To comply with these tighter controls, shipping lines can either:

  • switch away fro the sulphur-rich bunker fuels to more expensive marine gasoil, ultra-low sulphur fuel oil, diesel oil or liquefied natural gas (LNG),
  • alternatively fit scrubbers to clean exhaust emissions as fuels are burned, allowing ships to continue to sue high-sulphur fuel oil.

With the added costs of higher priced fuel or retro-fitting vessels with scrubbers, it is estimated that the annual global shipping fuel bill from January 1, 2020 will be US$15 billion.  The shipping lines are moving to pass this on to freight forwarders and shippers, who have reacted with outrage.

Maersk and MSC have outlined new bunker surcharge policies to come into effect one year before the IMO regulations and to be charged separately from the basic ocean freight.  It will be calculated differently for each trade lane as an average taking into account such variables as fuel consumption per feu (forty foot equivalent) or whether the headhaul route will be carrying a larger volume than say the opposite direction.

BIFA, a British freight membership organisation, have called for carriers to quote all-in freight rates, rather than this separate charge that forwarders will have to explain to their customers.  Shippers have also reacted to the lack of data available to allow customers to work out how the charges would be calculated.

MSC estimates the changes to cost $2 billion a year and will replace its existing bunker surcharge with a global fuel surcharge, effective from 1 January 2019, taking into account fuel prices at bunkering ports as well as specific line costs such as transit times, fuel efficiency, etc.  They are also one of several carriers considering the fitting of scrubbers to new and existing vessels.

CMA CGM will be using the low-sulphur fuel oil for its fleet, but is also ordering several scrubbers and planning to power newly built 22,000 teu vessels with LNG by the end of next year.  It estimates all these measures to cost $160 per teu (twenty foot equivalent) on average.  Fuel charges would be applied or adjusted on a trade-by-trade basis.

Hapag Lloyd are expecting the cost of compliance to be $1billion annually and are proposing a new ‘marine fuel recovery’ (MFR) mechanism for calculating fuel costs which they believe would be transparent and easy to understand for their customers.

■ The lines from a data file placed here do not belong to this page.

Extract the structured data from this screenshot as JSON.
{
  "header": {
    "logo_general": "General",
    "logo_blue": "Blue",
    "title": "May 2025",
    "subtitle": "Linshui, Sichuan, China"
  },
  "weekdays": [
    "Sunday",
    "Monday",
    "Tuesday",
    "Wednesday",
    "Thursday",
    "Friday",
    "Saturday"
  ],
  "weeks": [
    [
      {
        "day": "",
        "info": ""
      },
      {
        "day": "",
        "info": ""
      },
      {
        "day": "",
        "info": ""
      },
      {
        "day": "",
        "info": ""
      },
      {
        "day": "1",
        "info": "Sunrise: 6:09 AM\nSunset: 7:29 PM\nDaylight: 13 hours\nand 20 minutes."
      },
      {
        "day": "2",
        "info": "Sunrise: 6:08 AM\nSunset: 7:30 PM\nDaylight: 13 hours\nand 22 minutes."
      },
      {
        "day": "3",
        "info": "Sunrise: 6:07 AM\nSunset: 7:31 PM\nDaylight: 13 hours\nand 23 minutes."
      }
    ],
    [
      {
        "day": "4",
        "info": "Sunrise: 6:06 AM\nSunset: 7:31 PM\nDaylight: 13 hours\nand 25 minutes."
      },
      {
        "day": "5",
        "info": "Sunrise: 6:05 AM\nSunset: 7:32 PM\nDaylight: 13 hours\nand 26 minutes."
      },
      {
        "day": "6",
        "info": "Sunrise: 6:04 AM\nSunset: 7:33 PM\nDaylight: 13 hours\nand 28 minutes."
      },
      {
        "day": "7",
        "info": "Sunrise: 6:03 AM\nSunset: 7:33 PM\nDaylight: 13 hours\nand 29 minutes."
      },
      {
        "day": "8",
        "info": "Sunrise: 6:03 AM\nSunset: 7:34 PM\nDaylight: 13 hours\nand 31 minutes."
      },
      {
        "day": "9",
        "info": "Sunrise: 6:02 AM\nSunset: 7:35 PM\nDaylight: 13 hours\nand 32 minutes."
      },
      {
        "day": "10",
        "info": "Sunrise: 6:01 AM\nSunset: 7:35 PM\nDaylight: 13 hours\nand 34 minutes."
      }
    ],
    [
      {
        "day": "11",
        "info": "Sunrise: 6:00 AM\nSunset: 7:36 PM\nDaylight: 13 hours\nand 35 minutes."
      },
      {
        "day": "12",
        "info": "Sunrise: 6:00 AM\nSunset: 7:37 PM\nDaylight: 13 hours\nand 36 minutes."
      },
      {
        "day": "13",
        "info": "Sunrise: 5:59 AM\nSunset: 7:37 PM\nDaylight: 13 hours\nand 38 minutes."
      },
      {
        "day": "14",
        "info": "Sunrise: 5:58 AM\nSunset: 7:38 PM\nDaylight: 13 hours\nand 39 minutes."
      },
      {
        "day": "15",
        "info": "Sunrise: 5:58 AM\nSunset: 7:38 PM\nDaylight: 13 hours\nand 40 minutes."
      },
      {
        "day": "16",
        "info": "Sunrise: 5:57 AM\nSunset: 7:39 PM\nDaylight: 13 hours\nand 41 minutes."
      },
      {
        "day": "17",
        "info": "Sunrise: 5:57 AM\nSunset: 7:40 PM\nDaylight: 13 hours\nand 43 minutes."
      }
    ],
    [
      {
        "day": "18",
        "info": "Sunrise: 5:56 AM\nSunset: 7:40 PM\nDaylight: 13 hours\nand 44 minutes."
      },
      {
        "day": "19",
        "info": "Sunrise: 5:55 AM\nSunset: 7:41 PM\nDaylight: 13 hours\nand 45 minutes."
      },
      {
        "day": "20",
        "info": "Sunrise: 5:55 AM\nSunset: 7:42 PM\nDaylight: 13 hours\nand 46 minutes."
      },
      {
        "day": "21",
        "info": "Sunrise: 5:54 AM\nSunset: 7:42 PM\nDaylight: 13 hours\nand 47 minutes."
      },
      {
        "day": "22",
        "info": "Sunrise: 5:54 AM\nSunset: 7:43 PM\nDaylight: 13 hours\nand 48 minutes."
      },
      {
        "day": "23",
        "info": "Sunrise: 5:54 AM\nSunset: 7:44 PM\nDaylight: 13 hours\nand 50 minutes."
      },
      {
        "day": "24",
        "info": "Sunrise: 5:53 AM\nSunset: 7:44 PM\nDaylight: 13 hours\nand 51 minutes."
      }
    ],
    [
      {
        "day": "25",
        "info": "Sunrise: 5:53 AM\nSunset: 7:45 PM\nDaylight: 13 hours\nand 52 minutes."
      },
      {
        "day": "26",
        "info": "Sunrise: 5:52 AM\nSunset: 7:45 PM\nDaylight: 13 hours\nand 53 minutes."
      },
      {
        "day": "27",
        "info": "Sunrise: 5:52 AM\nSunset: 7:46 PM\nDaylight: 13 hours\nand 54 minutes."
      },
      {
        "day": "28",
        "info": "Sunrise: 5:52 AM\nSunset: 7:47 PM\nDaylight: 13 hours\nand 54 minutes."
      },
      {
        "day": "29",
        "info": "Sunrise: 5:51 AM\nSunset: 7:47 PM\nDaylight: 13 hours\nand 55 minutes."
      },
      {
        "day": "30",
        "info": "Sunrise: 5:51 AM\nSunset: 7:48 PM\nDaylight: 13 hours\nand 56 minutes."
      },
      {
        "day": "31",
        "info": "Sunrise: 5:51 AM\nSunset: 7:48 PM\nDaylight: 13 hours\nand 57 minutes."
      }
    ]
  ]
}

They will also be running some ships on gas and trialling scrubbers on other vessels.

In response, a Drewry market survey has found a lack of information has been sent to shippers on fuel recovery plans and that shippers were insufficiently convinced of the fairness and transparency of the proposals.  It also highlighted ‘widely divergent’ fuel cost structures of differently powered ships.

It appears that the carriers have a long way to go to set a more cooperative scenario to solve the global fuel emissions problem.